The study was recently published online in the journal Neuropsychopharmacology.
Notably, the research team unravelled a link between alcohol and how it modulated the levels of activity of this particular gene.
Researchers discovered that when they increased the levels of the gene encoded protein in mice, they reduced alcohol consumption by almost 50 per cent without affecting the total amount of fluid consumed or their overall well-being.
The study modified the levels of the protein encoded by a single gene - GPR39 - which is a zinc-binding receptor previously associated with depression.
Using a commercially available substance that mimics the activity of the GPR39 protein, the researchers found that targeting this gene dramatically reduced alcohol consumption in mice.
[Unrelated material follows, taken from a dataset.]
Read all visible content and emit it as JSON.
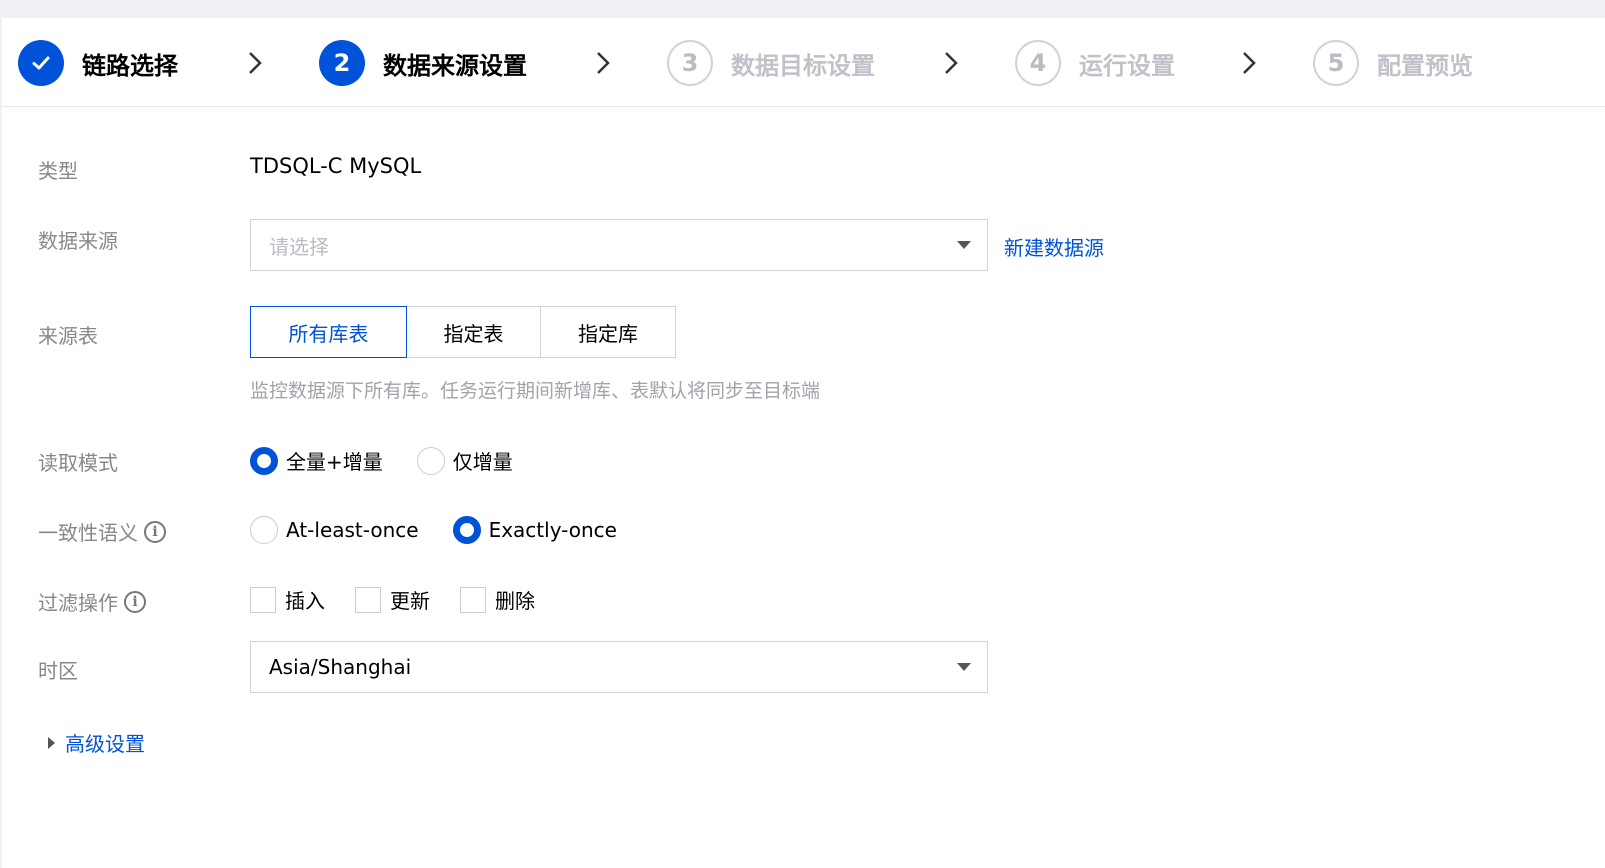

The study highlights the importance of using cross-species approaches to identify and test relevant drugs for the treatment of alcohol use disorder, said senior author Rita Cervera-Juanes.
To determine whether the same mechanism affects people, this team of researchers is now examining postmortem tissue samples from the brains of people who suffered from alcoholism.
Currently, there are only a handful of treatments for alcoholism approved by the Food and Drug Administration. By testing the effect of the substance in reducing ethanol consumption in mice - in addition to its previously reported link in reducing depression-like symptoms - the findings may point the way toward developing a drug that both prevents and treats chronic alcoholism and mood disorders in people.